Alone in the Wild (Rockton #5)(38)
I tell her she doesn’t need to continue, but she says, “No, this is part of the story.” Another few minutes of silence before she says, “She’d collapsed. Exhaustion. Hypothermia. Starvation. She couldn’t go on. The tracker had tied her to a tree. Then he put tea beside her. Drink the tea, and he’d give her food and clothing. She didn’t, and so he left her there, and I…”
Maryanne swallows. “I hope she just fell asleep. Died quietly. If not…” Another swallow, harder. “Something got her. An animal. Either it scavenged her dead body or it killed her. That’s what they brought me to see, and that was a message. Drink your tea and behave, and do not even think of running, or this will happen to you.”
“So you stayed?”
“I still planned to escape. I’d give it a month, even two, until they trusted me. I’d be fed and strong, and I’d have clothing and weapons, and I wouldn’t end up like Lora when I ran. Then they gave me the other tea. There was no peaceful trance with that.”
She looks at me. “I’ve never been an angry person. No matter what my husband did, I stayed calm and looked for solutions. I had anger, though, and that tea brought it out. It induced hallucinations and violent frenzies and…”
Her face reddens. “It induced all the impulses. It unleashed the id, and it was addictive. Not so much the drug itself as the experience. Cathartic. In my already confused state, it felt as if I’d discovered something I’d been looking for all my life. Like our family friends dreaming of walking into the wilderness and reuniting with Mother Nature. I embraced it, and I’m ashamed of that now, but when it happened…”

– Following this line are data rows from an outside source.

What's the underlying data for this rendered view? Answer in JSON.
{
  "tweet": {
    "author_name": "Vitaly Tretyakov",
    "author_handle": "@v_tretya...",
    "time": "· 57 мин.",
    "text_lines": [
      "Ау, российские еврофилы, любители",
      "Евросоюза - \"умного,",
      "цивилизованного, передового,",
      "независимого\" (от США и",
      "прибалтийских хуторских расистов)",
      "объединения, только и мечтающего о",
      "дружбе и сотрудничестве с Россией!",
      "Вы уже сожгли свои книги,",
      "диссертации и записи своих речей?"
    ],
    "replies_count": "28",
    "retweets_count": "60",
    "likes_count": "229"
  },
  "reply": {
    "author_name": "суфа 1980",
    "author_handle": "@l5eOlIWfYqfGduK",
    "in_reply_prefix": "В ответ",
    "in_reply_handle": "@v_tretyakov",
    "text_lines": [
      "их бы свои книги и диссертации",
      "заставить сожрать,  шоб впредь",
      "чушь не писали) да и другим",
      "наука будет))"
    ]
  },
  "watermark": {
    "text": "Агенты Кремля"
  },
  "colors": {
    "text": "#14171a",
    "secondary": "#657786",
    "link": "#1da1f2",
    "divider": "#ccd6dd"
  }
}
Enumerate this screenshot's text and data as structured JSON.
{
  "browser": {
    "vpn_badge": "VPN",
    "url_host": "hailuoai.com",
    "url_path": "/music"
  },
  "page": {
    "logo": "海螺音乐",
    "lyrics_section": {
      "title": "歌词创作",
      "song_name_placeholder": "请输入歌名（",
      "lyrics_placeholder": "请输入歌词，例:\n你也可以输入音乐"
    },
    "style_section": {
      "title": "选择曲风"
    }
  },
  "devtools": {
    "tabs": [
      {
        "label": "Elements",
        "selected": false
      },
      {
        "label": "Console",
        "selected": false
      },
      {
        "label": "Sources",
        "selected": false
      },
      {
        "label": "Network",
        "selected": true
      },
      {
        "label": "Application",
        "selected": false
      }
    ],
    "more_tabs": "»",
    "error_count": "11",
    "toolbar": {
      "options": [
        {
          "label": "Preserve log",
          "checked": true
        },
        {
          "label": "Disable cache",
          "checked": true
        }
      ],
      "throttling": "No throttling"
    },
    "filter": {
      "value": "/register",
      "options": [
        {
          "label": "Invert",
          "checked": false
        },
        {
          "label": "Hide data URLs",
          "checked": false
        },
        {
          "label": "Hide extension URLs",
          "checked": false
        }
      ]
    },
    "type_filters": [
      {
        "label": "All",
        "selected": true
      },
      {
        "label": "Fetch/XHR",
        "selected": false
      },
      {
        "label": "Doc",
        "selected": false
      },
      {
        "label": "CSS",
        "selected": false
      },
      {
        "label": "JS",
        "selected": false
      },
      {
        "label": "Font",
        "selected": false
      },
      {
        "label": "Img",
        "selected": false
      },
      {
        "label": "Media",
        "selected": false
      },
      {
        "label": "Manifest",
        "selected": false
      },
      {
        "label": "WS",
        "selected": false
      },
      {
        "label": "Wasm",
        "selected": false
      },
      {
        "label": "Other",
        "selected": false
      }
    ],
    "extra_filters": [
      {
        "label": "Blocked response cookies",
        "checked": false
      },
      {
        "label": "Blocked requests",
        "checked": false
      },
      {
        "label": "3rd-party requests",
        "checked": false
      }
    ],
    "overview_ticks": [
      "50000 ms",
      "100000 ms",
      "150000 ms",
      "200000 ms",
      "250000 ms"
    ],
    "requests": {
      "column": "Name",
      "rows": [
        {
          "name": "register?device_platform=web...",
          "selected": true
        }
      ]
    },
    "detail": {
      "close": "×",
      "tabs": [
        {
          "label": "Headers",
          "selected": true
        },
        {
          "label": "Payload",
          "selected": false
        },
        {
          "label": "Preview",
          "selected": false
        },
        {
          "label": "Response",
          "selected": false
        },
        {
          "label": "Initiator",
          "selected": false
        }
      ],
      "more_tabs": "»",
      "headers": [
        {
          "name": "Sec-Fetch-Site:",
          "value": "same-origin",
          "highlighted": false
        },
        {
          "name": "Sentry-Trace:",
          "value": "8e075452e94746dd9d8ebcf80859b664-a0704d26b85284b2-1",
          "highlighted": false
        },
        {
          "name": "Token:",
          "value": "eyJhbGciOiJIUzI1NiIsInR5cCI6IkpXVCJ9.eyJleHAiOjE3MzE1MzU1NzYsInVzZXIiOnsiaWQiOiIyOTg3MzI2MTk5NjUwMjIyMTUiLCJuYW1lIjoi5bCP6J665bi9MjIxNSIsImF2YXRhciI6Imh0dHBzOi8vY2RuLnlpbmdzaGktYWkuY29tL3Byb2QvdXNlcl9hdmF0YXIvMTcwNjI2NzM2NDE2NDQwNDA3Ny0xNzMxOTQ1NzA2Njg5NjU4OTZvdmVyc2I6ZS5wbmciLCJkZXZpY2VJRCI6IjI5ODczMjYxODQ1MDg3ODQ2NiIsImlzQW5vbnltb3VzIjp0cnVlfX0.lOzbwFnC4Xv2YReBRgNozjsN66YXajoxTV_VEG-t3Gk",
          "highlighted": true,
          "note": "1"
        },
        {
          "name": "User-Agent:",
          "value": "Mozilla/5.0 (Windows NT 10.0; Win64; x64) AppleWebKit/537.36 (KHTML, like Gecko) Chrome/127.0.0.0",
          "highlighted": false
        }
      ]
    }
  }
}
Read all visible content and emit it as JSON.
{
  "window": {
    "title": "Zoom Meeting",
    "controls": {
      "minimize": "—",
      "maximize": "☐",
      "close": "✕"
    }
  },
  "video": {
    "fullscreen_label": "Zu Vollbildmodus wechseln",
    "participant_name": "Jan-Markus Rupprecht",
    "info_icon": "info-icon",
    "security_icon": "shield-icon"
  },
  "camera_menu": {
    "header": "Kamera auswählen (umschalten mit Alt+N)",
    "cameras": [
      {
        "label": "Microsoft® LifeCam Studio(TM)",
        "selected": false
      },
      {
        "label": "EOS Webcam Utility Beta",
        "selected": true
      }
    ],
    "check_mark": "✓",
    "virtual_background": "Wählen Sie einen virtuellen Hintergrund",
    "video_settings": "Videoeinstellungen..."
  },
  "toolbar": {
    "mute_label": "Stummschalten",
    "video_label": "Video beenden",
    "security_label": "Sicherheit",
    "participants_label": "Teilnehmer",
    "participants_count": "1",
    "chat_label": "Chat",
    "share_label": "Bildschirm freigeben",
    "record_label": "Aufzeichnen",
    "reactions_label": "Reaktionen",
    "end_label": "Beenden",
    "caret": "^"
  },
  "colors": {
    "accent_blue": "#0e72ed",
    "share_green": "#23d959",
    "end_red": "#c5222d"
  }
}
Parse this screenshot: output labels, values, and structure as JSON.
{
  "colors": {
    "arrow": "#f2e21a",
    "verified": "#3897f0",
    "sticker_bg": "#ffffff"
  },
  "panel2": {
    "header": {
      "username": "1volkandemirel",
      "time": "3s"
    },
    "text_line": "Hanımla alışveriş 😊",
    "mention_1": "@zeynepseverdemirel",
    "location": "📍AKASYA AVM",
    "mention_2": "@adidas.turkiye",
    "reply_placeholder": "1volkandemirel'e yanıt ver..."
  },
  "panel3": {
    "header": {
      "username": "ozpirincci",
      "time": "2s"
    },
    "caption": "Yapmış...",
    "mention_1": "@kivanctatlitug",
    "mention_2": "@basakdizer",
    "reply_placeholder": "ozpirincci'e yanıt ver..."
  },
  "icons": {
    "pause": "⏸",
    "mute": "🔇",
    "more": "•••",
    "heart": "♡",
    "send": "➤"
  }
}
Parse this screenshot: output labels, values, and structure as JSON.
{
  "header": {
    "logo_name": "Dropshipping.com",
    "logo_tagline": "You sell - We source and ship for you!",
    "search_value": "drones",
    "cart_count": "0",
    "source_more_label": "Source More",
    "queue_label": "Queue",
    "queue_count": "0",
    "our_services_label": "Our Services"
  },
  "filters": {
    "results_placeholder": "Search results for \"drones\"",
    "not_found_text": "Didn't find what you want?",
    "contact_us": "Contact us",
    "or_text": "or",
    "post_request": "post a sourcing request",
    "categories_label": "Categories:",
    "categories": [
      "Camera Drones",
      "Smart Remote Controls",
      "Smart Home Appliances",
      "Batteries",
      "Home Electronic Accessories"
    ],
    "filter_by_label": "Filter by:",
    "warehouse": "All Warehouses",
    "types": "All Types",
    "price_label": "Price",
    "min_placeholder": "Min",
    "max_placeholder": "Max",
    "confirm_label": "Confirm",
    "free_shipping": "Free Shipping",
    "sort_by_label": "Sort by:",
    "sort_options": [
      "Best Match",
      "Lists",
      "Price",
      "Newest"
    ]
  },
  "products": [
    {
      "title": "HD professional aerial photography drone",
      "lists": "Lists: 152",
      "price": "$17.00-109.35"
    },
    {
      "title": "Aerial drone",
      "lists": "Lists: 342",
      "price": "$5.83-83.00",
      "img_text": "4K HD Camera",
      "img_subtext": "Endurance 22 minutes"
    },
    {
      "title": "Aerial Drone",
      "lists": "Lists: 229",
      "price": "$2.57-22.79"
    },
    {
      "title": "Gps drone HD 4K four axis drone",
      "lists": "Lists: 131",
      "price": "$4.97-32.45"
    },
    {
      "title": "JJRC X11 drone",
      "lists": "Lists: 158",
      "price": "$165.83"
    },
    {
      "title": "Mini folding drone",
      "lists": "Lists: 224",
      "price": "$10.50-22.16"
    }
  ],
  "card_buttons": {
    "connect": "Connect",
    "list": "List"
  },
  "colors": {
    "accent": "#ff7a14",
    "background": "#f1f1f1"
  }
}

She looks at me. “Most of the time, we drank the first tea, the same as you’d have your morning Earl Grey. Then there were the rituals with the other one, so you went from a sense of tranquil unreality to those wild, primal frenzies. There wasn’t anything else. After a while, it became harder to focus, harder to think straight. All that mattered was surviving. Hunting, finding shelter, protecting territory, satisfying needs and urges.”
She shifts position again. “When I met you and Eric in the forest that first time, I was in what you might call a down phase. We all were. In a frenzy, we’d have attacked and taken what we wanted, but in the down phase, they could think it through enough only to threaten you.”
“They’d still have killed us, though,” I say. “That’s why they asked Eric to remove his clothing. So they wouldn’t ruin it when they killed him.”
She nods. “Yes. They’d have killed him and any other men in your party. They’d have taken you. Young, strong men seem like an asset, but they’re also competition for goods and women. A young, strong woman is the truly valuable asset.”
She inhales. “I didn’t recognize Eric. That’s no excuse. I was still watching them do exactly what they’d done to my own party from Rockton, and I wasn’t lifting a finger to stop it.”
“You couldn’t.”
“Yes, but I wouldn’t have either. In that phase, I would regret what happened, but it would never occur to me to stop it. When I did recognize Eric, though, it was like a light in the darkness. That one tiny pinprick that cut through the fog. Once I started remembering, I couldn’t stop. It helped that I didn’t go back to the tribe. That wasn’t really a choice. Our entire hunting party had been wiped out, including our leader. I’d lost my mate a few months before, and that left me vulnerable. I had enemies, including the shaman, who was the dead leader’s mate. Not returning turned out to be my salvation. My mind didn’t clear overnight. Even now, sometimes I wake up, and I can’t remember how I got where I am. I’m alive, though, so I’m clearly not wandering around in a daze. I think it’s more like blackouts, lost memory.”
“Effects of long-term drug use,” April says. “My doctoral advisor had a subspecialty in hallucinogens. What you are likely looking at is something that produces effects similar to PCP. Long-term use leads to long-term effects, as with most drugs. Blackouts or loss of memory would be one of them.”
“Will that stop?” Maryanne asks.
“While I believe that ‘long term’ implies it isn’t permanent, I can’t say that without further research.”
“Which we will do,” I add quickly. “If it isn’t likely to clear up on its own, there must be treatments.”
April gives me a look. Brain damage isn’t something that heals like torn tissue, and she doesn’t want me sounding so certain, but thankfully, she doesn’t say anything. Maryanne isn’t a child needing sunshine and roses, but she is fragile, and if I lean one way, it’ll be toward convincing her that a normal life is possible.
It helps that I believe it. I’ve seen people come back from situations that I’m not sure I could have psychologically survived. Determination and optimism might not solve every issue, but it gets you a good chunk of the way there.
For all my sister’s challenges, she understands this. She would never tell Kenny that he won’t walk again, and nor will she tell Maryanne her mind might never fully heal. Her glare just warns me to watch my step, because I’m such a sunshine-and-roses person myself that I might blithely lead poor Maryanne down the happy path of delusive hope. Yeah, my sister really needs to get to know me better.